本申请提供了一种事务处理方法,由分布式数据库系统执行,该系统包括协调节点和参与节点,协调节点和参与节点共享全局内存,该方法包括:协调节点接收客户端发送的多条查询语句,根据多条查询语句中的第一查询语句创建事务,根据多条查询语句中的第二查询语句在全局内存中执行事务,根据多条查询语句中的第三查询语句提交事务。由于无需经过处理器和操作系统处理即可跨节点访问全局内存,缩短了访问路径,而且无需通过操作系统调度,进一步缩短同步时间,实现了协调节点和参与节点之间的实时一致性,满足了业务需求。

Description

事务处理方法、分布式数据库系统、集群及介质 技术领域
本申请涉及数据库技术领域,尤其涉及一种事务处理方法、分布式数据库系统、事务处理系统、集群、计算机可读存储介质以及计算机程序产品。
背景技术
随着数据库技术的不断发展,对数据(例如是员工考勤数据、员工薪资数据、生产数据等)通过数据库进行管理逐渐成为主流趋势。其中,数据库是以一定方式储存在一起、能与多个用户共享、具有尽可能小的冗余度、与应用程序彼此独立的数据集合。用户可以通过客户端应用程序(以下简称为客户端)访问数据库,以实现数据读取或数据写入。
数据读取或数据写入通常是由数据库系统实现的。数据库系统包括数据库管理系统(data base management system,DBMS)。数据库系统通过上述DBMS实现创建、查询、更新和删除数据。具体地,用户通过客户端触发对数据库中数据的操作,数据库系统响应于该操作执行相应的事务。以数据写入为例,数据库系统执行数据写入操作,将数据写入数据库系统的节点,然后将数据写入至数据库,如共享存储的数据库,从而实现数据持久化。
考虑到分布式数据库系统的高可靠性和高可用性,越来越多的用户(例如企业用户)采用分布式数据库系统对数据进行管理。其中,分布式数据库系统可以部署在实时应用集群(real application cluster,RAC)。该集群具体是面向磁盘设计的基于数据全共享(shared-everything)架构的分布式数据库存储引擎集群。RAC包括两种类型的节点,具体为汇聚节点(hub node)和叶子节点(leaf node)。汇聚节点是集群中的主节点,主节点之间通过点对点网络互连,处理分布式事务,叶子节点间无网络连接,用于处理并发查询和在线上报业务。

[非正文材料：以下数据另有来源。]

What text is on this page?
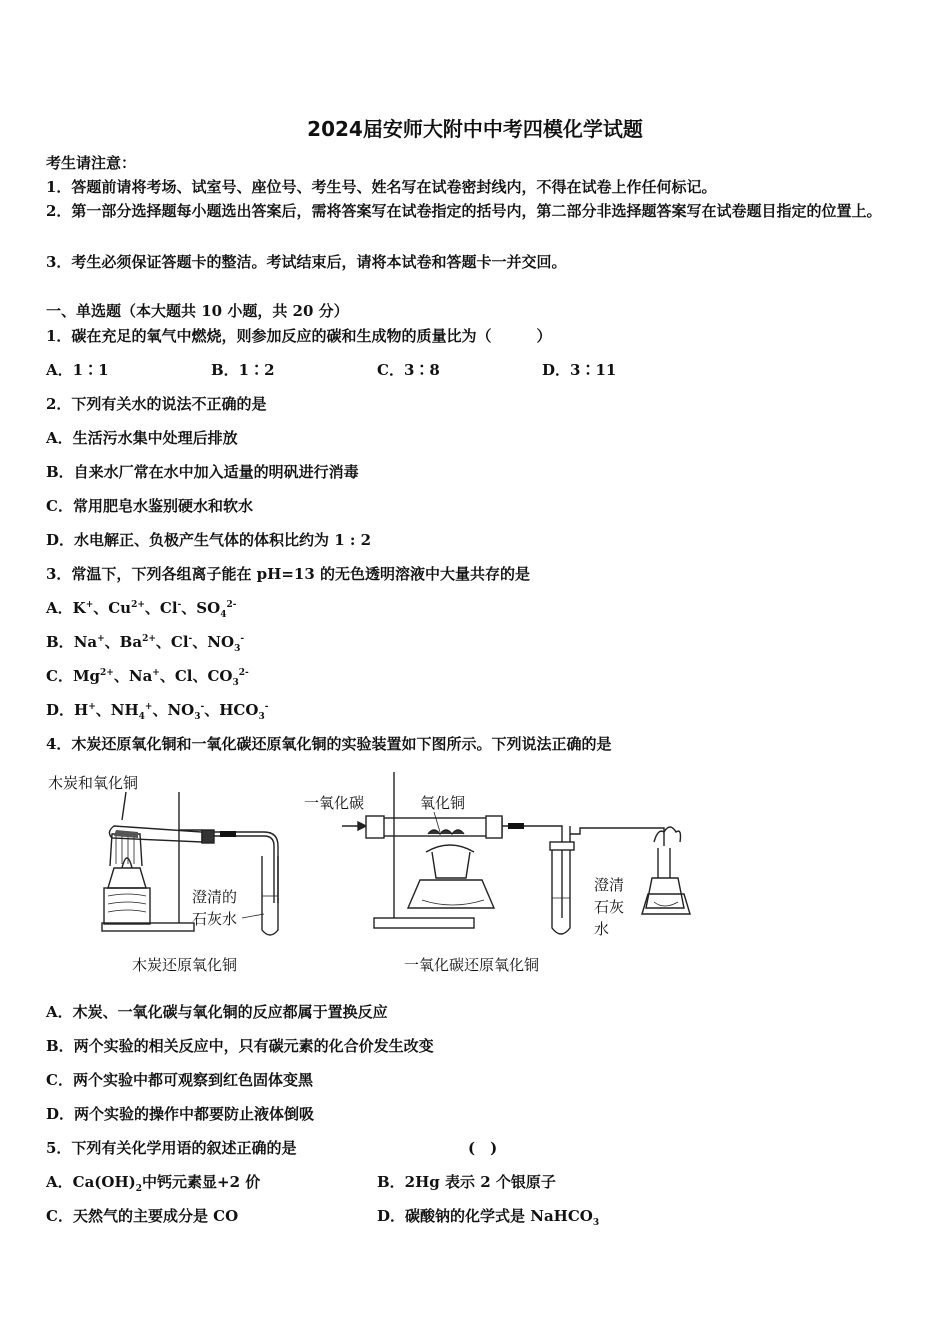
2024届安师大附中中考四模化学试题
考生请注意：
1．答题前请将考场、试室号、座位号、考生号、姓名写在试卷密封线内，不得在试卷上作任何标记。
2．第一部分选择题每小题选出答案后，需将答案写在试卷指定的括号内，第二部分非选择题答案写在试卷题目指定的位置上。
3．考生必须保证答题卡的整洁。考试结束后，请将本试卷和答题卡一并交回。
一、单选题（本大题共 10 小题，共 20 分）
1．碳在充足的氧气中燃烧，则参加反应的碳和生成物的质量比为（　　　）
A．1∶1	B．1∶2	C．3∶8	D．3∶11
2．下列有关水的说法不正确的是
A．生活污水集中处理后排放
B．自来水厂常在水中加入适量的明矾进行消毒
C．常用肥皂水鉴别硬水和软水
D．水电解正、负极产生气体的体积比约为 1 : 2
3．常温下，下列各组离子能在 pH=13 的无色透明溶液中大量共存的是
A．K+、$Cu^{2+}$、Cl-、$SO_4^{2-}$
B．Na+、$Ba^{2+}$、Cl-、$NO_3^-$
C．$Mg^{2+}$、Na+、Cl、$CO_3^{2-}$
D．H+、$NH_4^+$、$NO_3^-$、$HCO_3^-$
4．木炭还原氧化铜和一氧化碳还原氧化铜的实验装置如下图所示。下列说法正确的是
木炭和氧化铜
澄清的
石灰水
木炭还原氧化铜
一氧化碳	氧化铜
澄清
石灰
水
一氧化碳还原氧化铜
A．木炭、一氧化碳与氧化铜的反应都属于置换反应
B．两个实验的相关反应中，只有碳元素的化合价发生改变
C．两个实验中都可观察到红色固体变黑
D．两个实验的操作中都要防止液体倒吸
5．下列有关化学用语的叙述正确的是	(　)
A．$Ca(OH)_2$中钙元素显+2 价	B．2Hg 表示 2 个银原子
C．天然气的主要成分是 CO	D．碳酸钠的化学式是 NaHCO$_3$
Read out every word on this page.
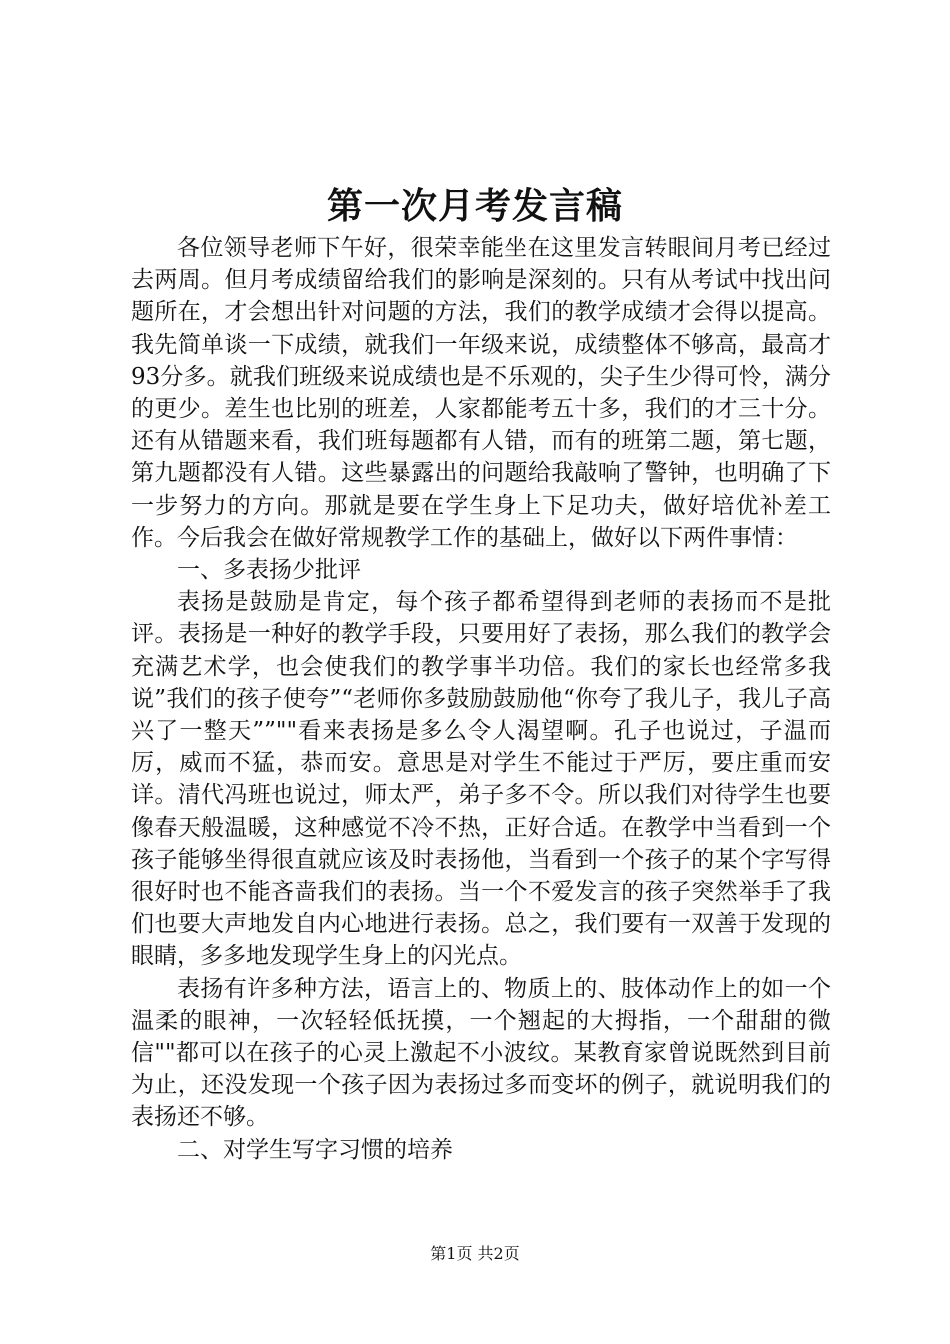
第一次月考发言稿

各位领导老师下午好，很荣幸能坐在这里发言转眼间月考已经过去两周。但月考成绩留给我们的影响是深刻的。只有从考试中找出问题所在，才会想出针对问题的方法，我们的教学成绩才会得以提高。我先简单谈一下成绩，就我们一年级来说，成绩整体不够高，最高才93分多。就我们班级来说成绩也是不乐观的，尖子生少得可怜，满分的更少。差生也比别的班差，人家都能考五十多，我们的才三十分。还有从错题来看，我们班每题都有人错，而有的班第二题，第七题，第九题都没有人错。这些暴露出的问题给我敲响了警钟，也明确了下一步努力的方向。那就是要在学生身上下足功夫，做好培优补差工作。今后我会在做好常规教学工作的基础上，做好以下两件事情：

一、多表扬少批评

表扬是鼓励是肯定，每个孩子都希望得到老师的表扬而不是批评。表扬是一种好的教学手段，只要用好了表扬，那么我们的教学会充满艺术学，也会使我们的教学事半功倍。我们的家长也经常多我说”我们的孩子使夸”“老师你多鼓励鼓励他“你夸了我儿子，我儿子高兴了一整天””""看来表扬是多么令人渴望啊。孔子也说过，子温而厉，威而不猛，恭而安。意思是对学生不能过于严厉，要庄重而安详。清代冯班也说过，师太严，弟子多不令。所以我们对待学生也要像春天般温暖，这种感觉不冷不热，正好合适。在教学中当看到一个孩子能够坐得很直就应该及时表扬他，当看到一个孩子的某个字写得很好时也不能吝啬我们的表扬。当一个不爱发言的孩子突然举手了我们也要大声地发自内心地进行表扬。总之，我们要有一双善于发现的眼睛，多多地发现学生身上的闪光点。

表扬有许多种方法，语言上的、物质上的、肢体动作上的如一个温柔的眼神，一次轻轻低抚摸，一个翘起的大拇指，一个甜甜的微信""都可以在孩子的心灵上激起不小波纹。某教育家曾说既然到目前为止，还没发现一个孩子因为表扬过多而变坏的例子，就说明我们的表扬还不够。

二、对学生写字习惯的培养

第1页 共2页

然而,叶子节点通常只能通过汇聚节点作为代理获取数据。由于叶子节点和汇聚节点通过双边方式进行交互,导致叶子节点需要等待操作系统的调度,并通过较长的访问路径获取汇聚节点上的数据,如此叶子节点通常只能读取到历史数据,难以满足实时性业务对于数据一致性的要求。
发明内容
本申请提供了一种事务处理方法。该方法利用共享的全局内存使得分布式数据库系统中的节点如协调节点和参与节点可以跨节点单边访问全局内存,而不必通过双边交互方式进行数据同步,无需经过处理器和操作系统处理,访问路径大幅缩短,而且不需要通过操作系统调度,可以大幅缩短同步时间,实现了协调节点和参与节点之间的实时一致性,满足了实时性业务对实时一致性的需求。本申请还提供了上述方法对应的分布式数据库系统、事务处理系统、集群、计算机可读存储介质以及计算机程序产品。

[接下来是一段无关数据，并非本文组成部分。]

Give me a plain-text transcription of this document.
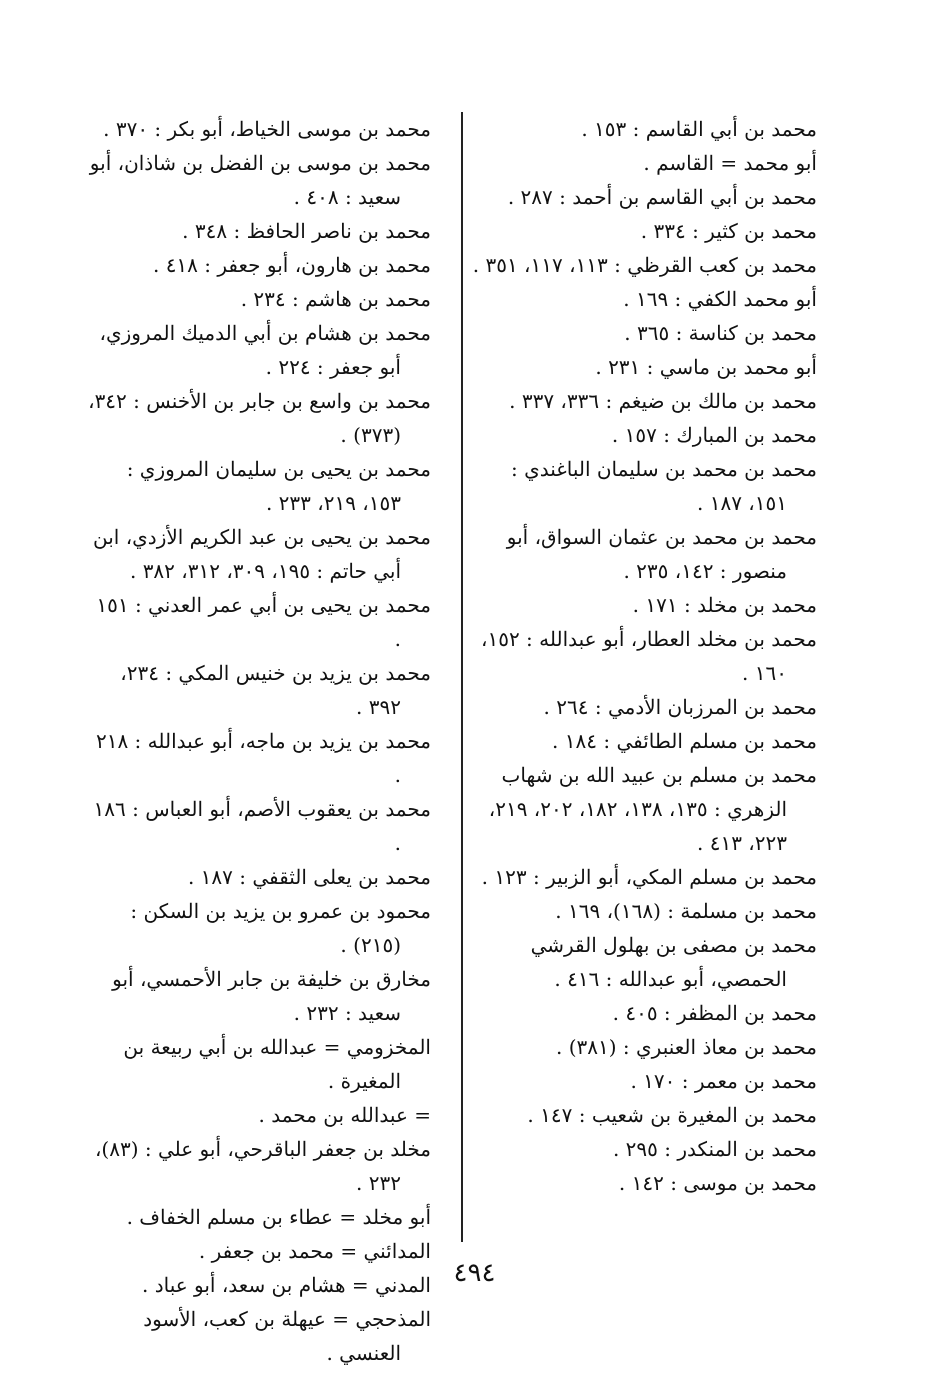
محمد بن أبي القاسم : ١٥٣ .

أبو محمد = القاسم .

محمد بن أبي القاسم بن أحمد : ٢٨٧ .

محمد بن كثير : ٣٣٤ .

محمد بن كعب القرظي : ١١٣، ١١٧، ٣٥١ .

أبو محمد الكفي : ١٦٩ .

محمد بن كناسة : ٣٦٥ .

أبو محمد بن ماسي : ٢٣١ .

محمد بن مالك بن ضيغم : ٣٣٦، ٣٣٧ .

محمد بن المبارك : ١٥٧ .

محمد بن محمد بن سليمان الباغندي : ١٥١، ١٨٧ .

محمد بن محمد بن عثمان السواق، أبو منصور : ١٤٢، ٢٣٥ .

محمد بن مخلد : ١٧١ .

محمد بن مخلد العطار، أبو عبدالله : ١٥٢، ١٦٠ .

محمد بن المرزبان الأدمي : ٢٦٤ .

محمد بن مسلم الطائفي : ١٨٤ .

محمد بن مسلم بن عبيد الله بن شهاب الزهري : ١٣٥، ١٣٨، ١٨٢، ٢٠٢، ٢١٩، ٢٢٣، ٤١٣ .

محمد بن مسلم المكي، أبو الزبير : ١٢٣ .

محمد بن مسلمة : (١٦٨)، ١٦٩ .

محمد بن مصفى بن بهلول القرشي الحمصي، أبو عبدالله : ٤١٦ .

محمد بن المظفر : ٤٠٥ .

محمد بن معاذ العنبري : (٣٨١) .

محمد بن معمر : ١٧٠ .

محمد بن المغيرة بن شعيب : ١٤٧ .

محمد بن المنكدر : ٢٩٥ .

محمد بن موسى : ١٤٢ .

محمد بن موسى الخياط، أبو بكر : ٣٧٠ .

محمد بن موسى بن الفضل بن شاذان، أبو سعيد : ٤٠٨ .

محمد بن ناصر الحافظ : ٣٤٨ .

محمد بن هارون، أبو جعفر : ٤١٨ .

محمد بن هاشم : ٢٣٤ .

محمد بن هشام بن أبي الدميك المروزي، أبو جعفر : ٢٢٤ .

محمد بن واسع بن جابر بن الأخنس : ٣٤٢، (٣٧٣) .

محمد بن يحيى بن سليمان المروزي : ١٥٣، ٢١٩، ٢٣٣ .

محمد بن يحيى بن عبد الكريم الأزدي، ابن أبي حاتم : ١٩٥، ٣٠٩، ٣١٢، ٣٨٢ .

محمد بن يحيى بن أبي عمر العدني : ١٥١ .

محمد بن يزيد بن خنيس المكي : ٢٣٤، ٣٩٢ .

محمد بن يزيد بن ماجه، أبو عبدالله : ٢١٨ .

محمد بن يعقوب الأصم، أبو العباس : ١٨٦ .

محمد بن يعلى الثقفي : ١٨٧ .

محمود بن عمرو بن يزيد بن السكن : (٢١٥) .

مخارق بن خليفة بن جابر الأحمسي، أبو سعيد : ٢٣٢ .

المخزومي = عبدالله بن أبي ربيعة بن المغيرة .

= عبدالله بن محمد .

مخلد بن جعفر الباقرحي، أبو علي : (٨٣)، ٢٣٢ .

أبو مخلد = عطاء بن مسلم الخفاف .

المدائني = محمد بن جعفر .

المدني = هشام بن سعد، أبو عباد .

المذحجي = عيهلة بن كعب، الأسود العنسي .

٤٩٤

第一方面,本申请提供了一种事务处理方法。该方法可以由分布式数据库系统执行。该分布式数据库系统可以部署在集群中。该集群例如可以是内存引擎集群。分布式数据库系统在集群中运行时可以实现节点间数据的实时一致性,从而满足实时性业务的需求。具体地,分布式数据库系统包括协调节点和参与节点。协调节点在事务执行过程中承担协调责任,参与节点在事务执行过程中承担执行责任。其中,事务是指访问并可能更新数据库中数据的一个程序执行单元,通常包括有限的数据库操作序列。

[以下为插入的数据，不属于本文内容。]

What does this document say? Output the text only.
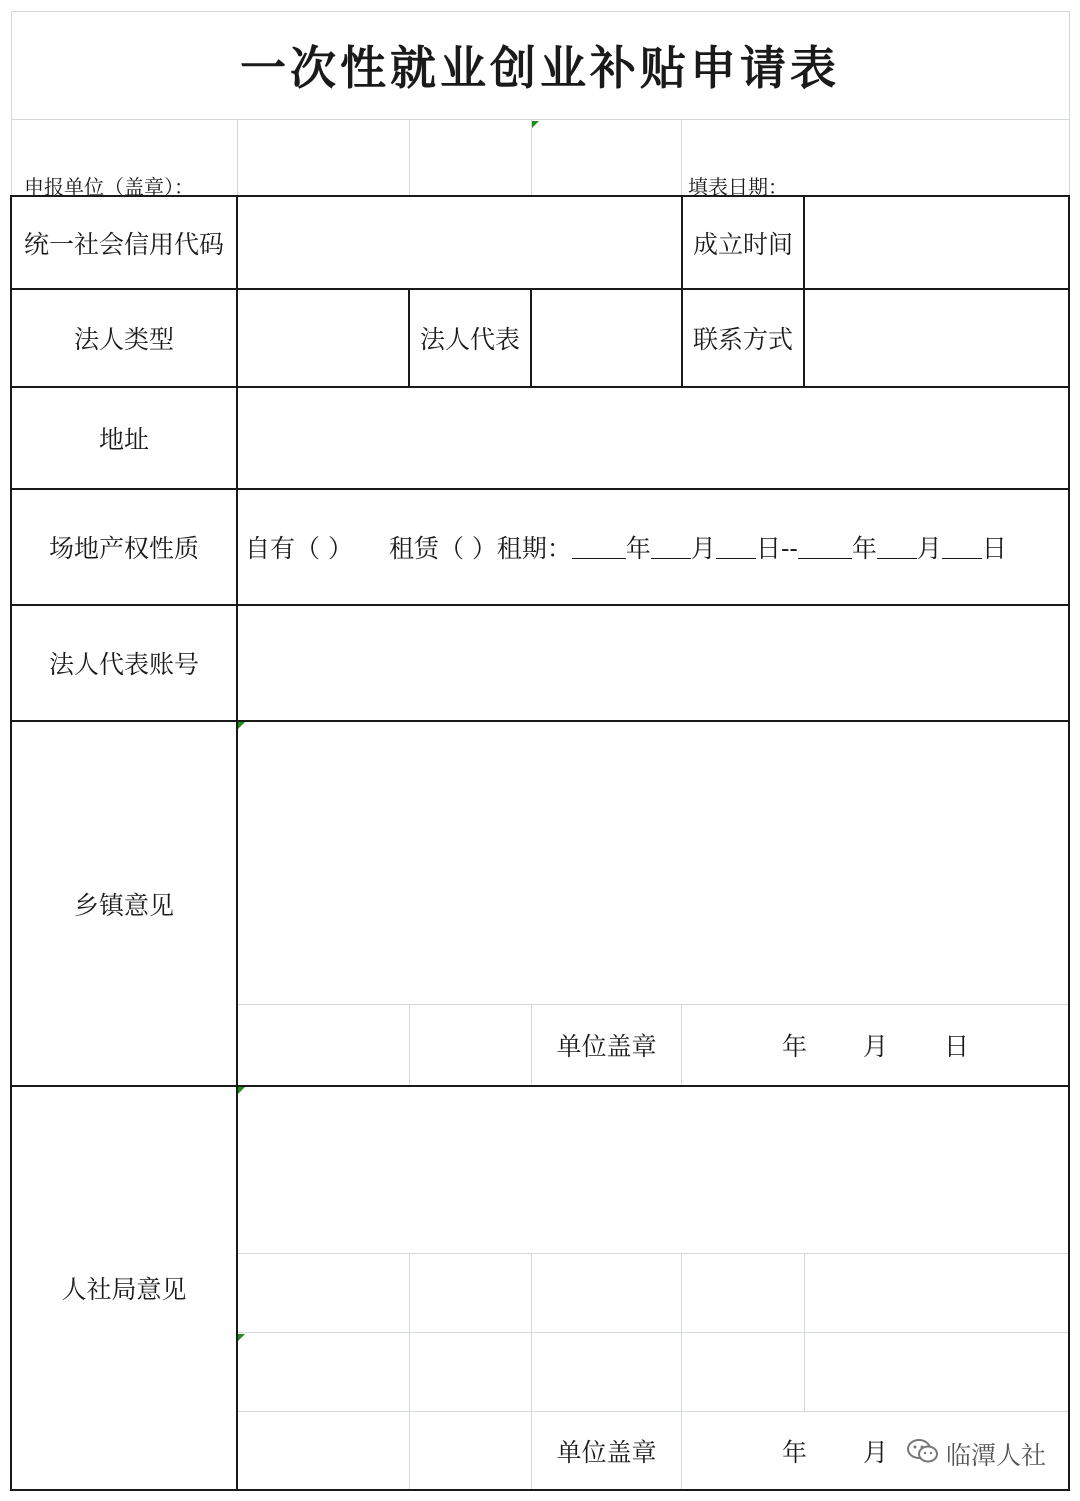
一次性就业创业补贴申请表
申报单位（盖章）：	填表日期：
统一社会信用代码	成立时间
法人类型	法人代表	联系方式
地址
场地产权性质	自有（ ） 租赁（ ）租期： 年 月 日-- 年 月 日
法人代表账号
乡镇意见
单位盖章	年 月 日
人社局意见
单位盖章	年 月 临潭人社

分布式数据库系统的多个节点的部分内存用于形成全局内存。该全局内存对于分布式数据库系统中的所有协调节点、参与节点可见。协调节点或参与节点中剩余的部分内存为本地内存,该本地内存对于协调节点或参与节点自身可见。对于任意一个协调节点或参与节点,可以通过远端直接内存访问或内存总线等方式访问全局内存中位于其他节点的部分内存。
协调节点用于接收客户端发送的多条查询语句,根据多条查询语句中的第一查询语句创建事务,然后根据多条查询语句中的第二查询语句在全局内存中执行上述事务,接着协调节点根据多条查询语句中的第三查询语句提交上述事务,以实现所述协调节点和所述参与节点之间的一致性。
在该分布式数据库系统中,协调节点或参与节点中全局内存是共享的,当协调节点执行事务导致全局内存中的部分内存所存储的数据发生变化时,参与节点可以快速感知该变化,参与节点可以跨节点单边访问全局内存中的部分内存,以进行数据同步,而不必通过双边交互方式进行数据同步,由于无需经过处理器和操作系统处理,访问路径大幅缩短,而且不需要通过操作系统调度,可以大幅缩短同步时间,实现了协调节点和参与节点之间的实时一致性,满足了实时性业务对实时一致性的需求。此外,全局内存的容量可以随着节点数扩展,不再受限于单节点内存的容量,提高了并发控制能力。
在一些可能的实现方式中,所述分布式数据库系统部署在集群,所述全局内存来自于所述集群。该集群是指至少一组计算机形成的计算网络,用于为分布式数据库系统提供计算能力,以使分布式数据库系统基于上述计算能力对外提供服务。
该方法通过利用来自于集群的全局内存,使得分布式数据库系统的节点之间可以跨节点单边访问全局内存,无需经过处理器和操作系统处理,也无需等待操作系统的调度,实现了节点间(例如是协调节点、参与节点之间)的实时一致性。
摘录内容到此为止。